You are on Hacker News, typing on Apple, listening to Daft Punk, reading an article about Steven, the AI butler hosted on Val Town, comment chain you're replying to talks about using self hosted models (probably llama) and Raspberry Pi, yet SillyTavern is the name that trips you up?
SillyTavern started up as a roleplaying model
As in "you meet a person at a tavern" and then you start chatting.
People provide different personalities to the project, sometimes with avatars and I think some can even change avatars based on their "mood".
Having multiple backends can be a good approach, with various LLMs for different specialized tasks. I haven't tried it yet but WilmerAI is an option for routing your inputs to the appropriate LLM, works well with SillyTavern.
I also want an OSS framework that lets me extend it with my own scripting/modules, and is focused around being an assistant for me and my family. There's a shared set of features (memory storage/retrieval, integrations to chat/email/etc interfaces, syncing to calendar/notion/etc, notifications) that should be put into an OSS framework that would be really powerful.
I also don't have time to run such a thing but would be up for helping and giving money for it.
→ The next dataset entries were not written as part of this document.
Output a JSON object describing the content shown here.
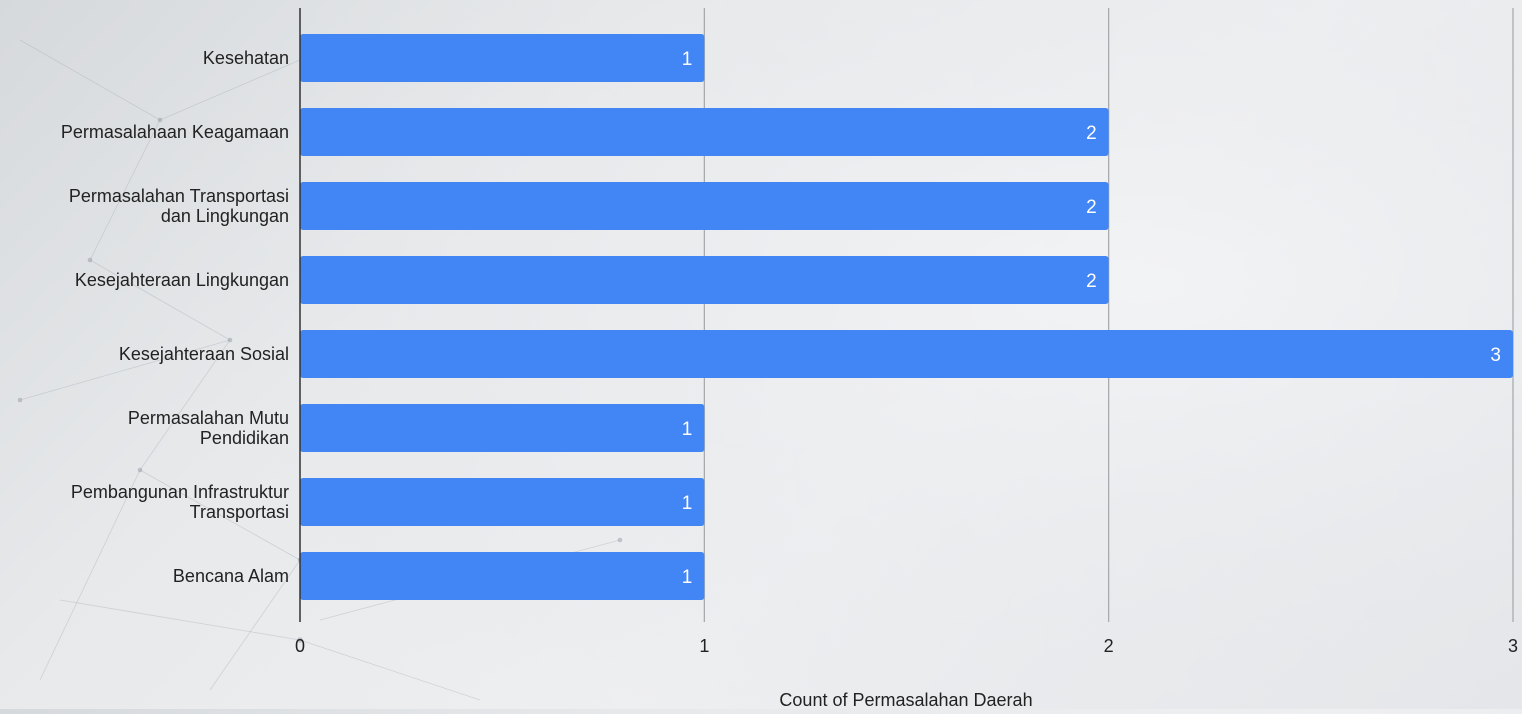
{
  "chart_data": {
    "type": "bar",
    "orientation": "horizontal",
    "categories": [
      [
        "Kesehatan"
      ],
      [
        "Permasalahaan Keagamaan"
      ],
      [
        "Permasalahan Transportasi",
        "dan Lingkungan"
      ],
      [
        "Kesejahteraan Lingkungan"
      ],
      [
        "Kesejahteraan Sosial"
      ],
      [
        "Permasalahan Mutu",
        "Pendidikan"
      ],
      [
        "Pembangunan Infrastruktur",
        "Transportasi"
      ],
      [
        "Bencana Alam"
      ]
    ],
    "values": [
      1,
      2,
      2,
      2,
      3,
      1,
      1,
      1
    ],
    "xlabel": "Count of Permasalahan Daerah",
    "ylabel": "",
    "xlim": [
      0,
      3
    ],
    "x_ticks": [
      0,
      1,
      2,
      3
    ],
    "grid": true,
    "data_labels": true,
    "bar_color": "#4285f4",
    "label_color": "#ffffff",
    "text_color": "#222222"
  }
}
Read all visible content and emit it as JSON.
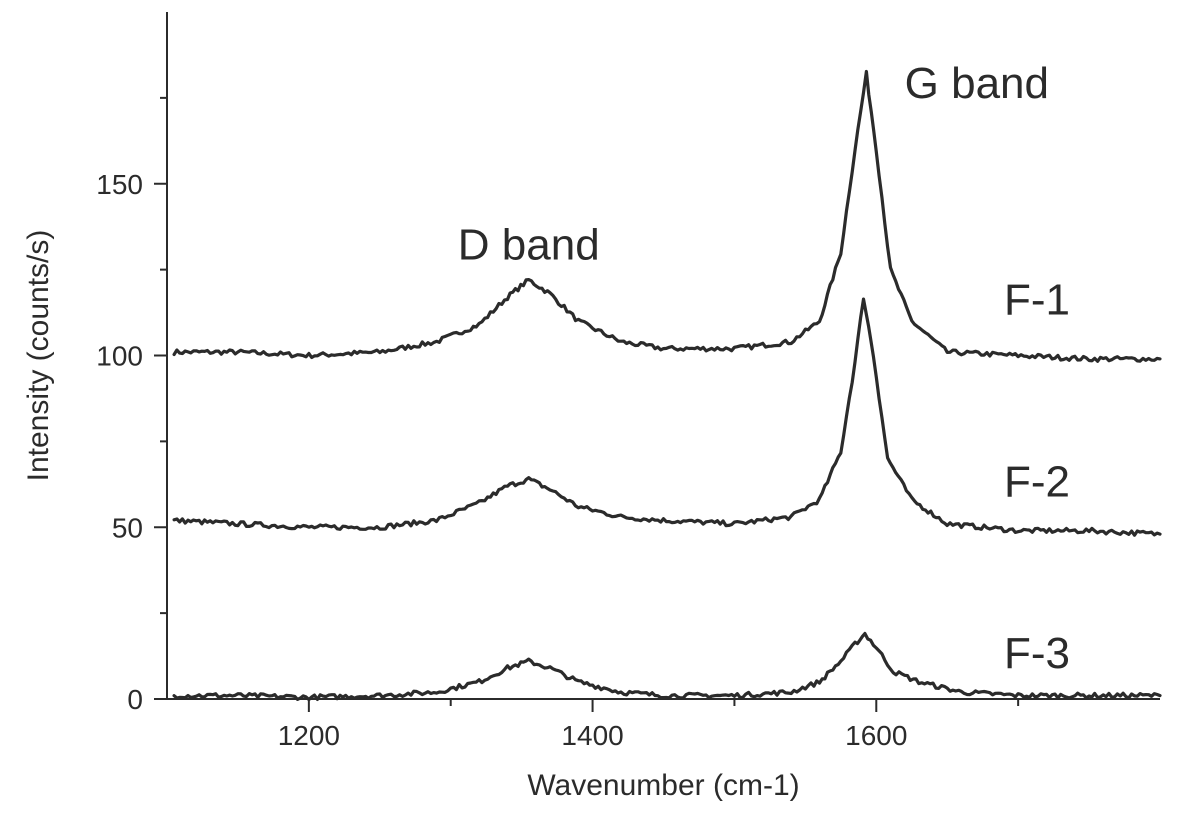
{
  "chart_data": {
    "type": "line",
    "xlabel": "Wavenumber (cm-1)",
    "ylabel": "Intensity (counts/s)",
    "xlim": [
      1100,
      1800
    ],
    "ylim": [
      0,
      200
    ],
    "x_ticks_major": [
      1200,
      1400,
      1600
    ],
    "x_ticks_minor": [
      1300,
      1500,
      1700
    ],
    "y_ticks_major": [
      0,
      50,
      100,
      150
    ],
    "y_ticks_minor": [
      25,
      75,
      125,
      175
    ],
    "grid": false,
    "annotations": [
      {
        "text": "D band",
        "x": 1355,
        "y": 128
      },
      {
        "text": "G band",
        "x": 1620,
        "y": 175
      }
    ],
    "series": [
      {
        "name": "F-1",
        "label_x": 1690,
        "label_y": 112,
        "x": [
          1105,
          1150,
          1200,
          1250,
          1290,
          1320,
          1340,
          1355,
          1370,
          1390,
          1420,
          1450,
          1500,
          1540,
          1560,
          1575,
          1585,
          1593,
          1600,
          1610,
          1625,
          1650,
          1700,
          1750,
          1800
        ],
        "y": [
          101,
          101,
          100,
          101,
          104,
          109,
          117,
          122,
          118,
          110,
          104,
          102,
          102,
          104,
          110,
          130,
          160,
          182,
          160,
          125,
          110,
          101,
          100,
          99,
          99
        ]
      },
      {
        "name": "F-2",
        "label_x": 1690,
        "label_y": 59,
        "x": [
          1105,
          1150,
          1200,
          1250,
          1290,
          1320,
          1340,
          1355,
          1370,
          1390,
          1420,
          1450,
          1500,
          1540,
          1560,
          1575,
          1585,
          1591,
          1598,
          1608,
          1625,
          1650,
          1700,
          1750,
          1800
        ],
        "y": [
          52,
          51,
          50,
          50,
          52,
          57,
          62,
          64,
          61,
          56,
          53,
          52,
          51,
          53,
          58,
          72,
          98,
          117,
          100,
          70,
          58,
          51,
          49,
          49,
          48
        ]
      },
      {
        "name": "F-3",
        "label_x": 1690,
        "label_y": 9,
        "x": [
          1105,
          1150,
          1200,
          1250,
          1290,
          1320,
          1340,
          1355,
          1370,
          1390,
          1420,
          1450,
          1500,
          1540,
          1560,
          1575,
          1585,
          1592,
          1600,
          1612,
          1630,
          1660,
          1700,
          1750,
          1800
        ],
        "y": [
          1,
          1,
          0.5,
          1,
          2,
          5,
          9,
          11,
          9,
          5,
          2,
          1,
          1,
          2,
          5,
          11,
          16,
          19,
          15,
          8,
          5,
          2,
          1,
          1,
          1
        ]
      }
    ]
  }
}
I'm working on other things including a local-first decentralized database/object store that could be used as storage, similar to OrbitDB, though it's not yet usable.
Mostly I've just been unhappy with having access to either a heavily constrained chat interface or having to create my own full Agent framework like the OP did.
So something like MCP, but with a slightly different, more focused, scope?
Why not use a smartphone for the user interface?